WASHINGTON, D.C. –
Police across the country are taking part in a new initiative meant to make our roads safer by cracking down on teens and adults who create abstract expressionist paintings while they drive.
The program involves PSA’s, training for officers on how to spot painters in their cars, as well as special checkpoints along major highways where officers will be able to arrest anyone refusing to follow the rules of traditional composition.
Abstract expressionism while driving has been on the rise in recent years, and some say has only gotten worse ever since teen clothier Urban Outfitters began selling “To-go” sized canvasses and mini paint buckets that fit in a car’s cup-holder. A recent survey by ABC News found that over 40% of young adults (ages 16-25) admit to abstract expressionist painting while driving, with 20% saying they create a mind-bending work of pure exploration every single time they get behind the wheel.
Philadelphia Police Chief Charles Ramsey was instrumental in creating this new initiative. He says he first became passionate about this issue after a series of accidents in his home city.
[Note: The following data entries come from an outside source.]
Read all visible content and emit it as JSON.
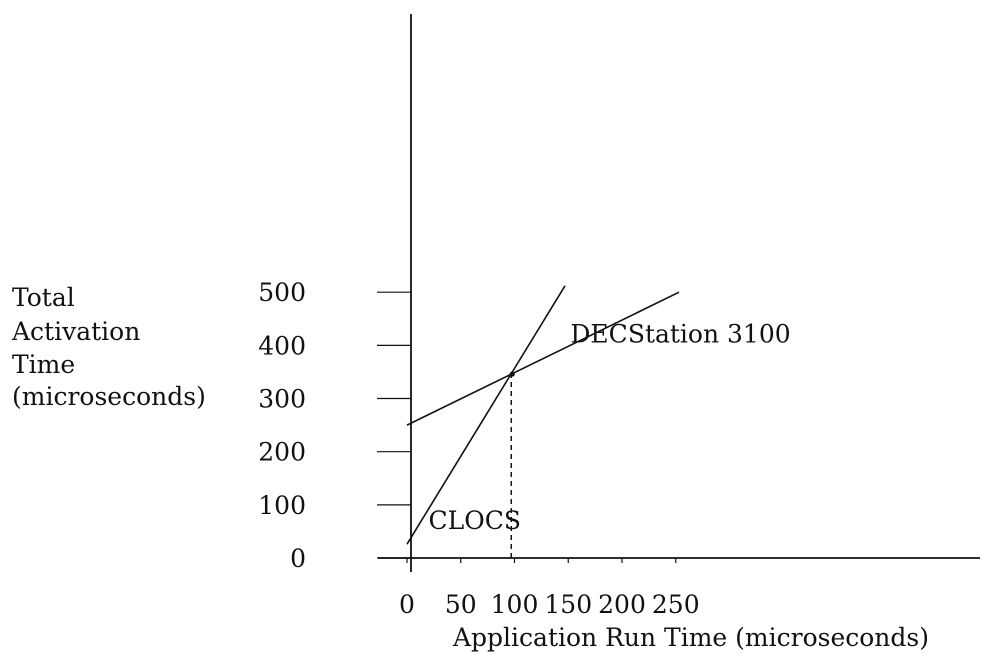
{
  "chart_data": {
    "type": "line",
    "title": "",
    "xlabel": "Application Run Time (microseconds)",
    "ylabel_lines": [
      "Total",
      "Activation",
      "Time",
      "(microseconds)"
    ],
    "xlim": [
      0,
      270
    ],
    "ylim": [
      0,
      500
    ],
    "xticks": [
      0,
      50,
      100,
      150,
      200,
      250
    ],
    "yticks": [
      0,
      100,
      200,
      300,
      400,
      500
    ],
    "grid": false,
    "legend": "none",
    "series": [
      {
        "name": "DECStation 3100",
        "x": [
          0,
          253
        ],
        "y": [
          250,
          500
        ],
        "label_at": [
          152,
          405
        ]
      },
      {
        "name": "CLOCS",
        "x": [
          0,
          147
        ],
        "y": [
          26,
          512
        ],
        "label_at": [
          20,
          55
        ]
      }
    ],
    "annotations": [
      {
        "type": "dashed-vertical",
        "x": 97,
        "y_from": 0,
        "y_to": 346
      }
    ]
  }
}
“These young people, most of them teenagers, had gotten in to wrecks because they were distracted, applying paint to canvass in non-representational ways and trying to push the limits of what paint can express when they should be keeping their eyes on the road.” Said Ramsey. “I hope this program will help keep more people focused, and remind drivers that they can always explore two-dimensional reality after they get wherever they’re going.”
Empire News spoke to one teenager, Louis, who says that he started abstract expressionist painting while driving almost as soon as he got his license. Says Louis, “It’s not as big a deal as some people make it out to be. If you know what you’re doing, you’ll be fine. Like me, I only paint when I’m stopped at a red light… mostly because red lights are the inspiration for all my work. I try to create a visual mélange which evokes the red light without using the color red.”
According to existing distracted-driver laws, though, Louis is a criminal. Any police officer who catches him paining while driving is within their rights to arrest him. In most jurisdictions, abstract expressionist painting while driving carries a penalty of up to $500, and one scathing review of the painting in question by a magazine or newspaper of record.
Some outside of law enforcement have alleged that the crackdown on abstract expressionist painting while driving is unfairly targeted at young people. Studies have shown that those above the age of 40 tend to avoid abstract expressionism, but that 43% of them landscape or portrait paint while driving, and 37% of them compose classical epic poetry while behind the wheel.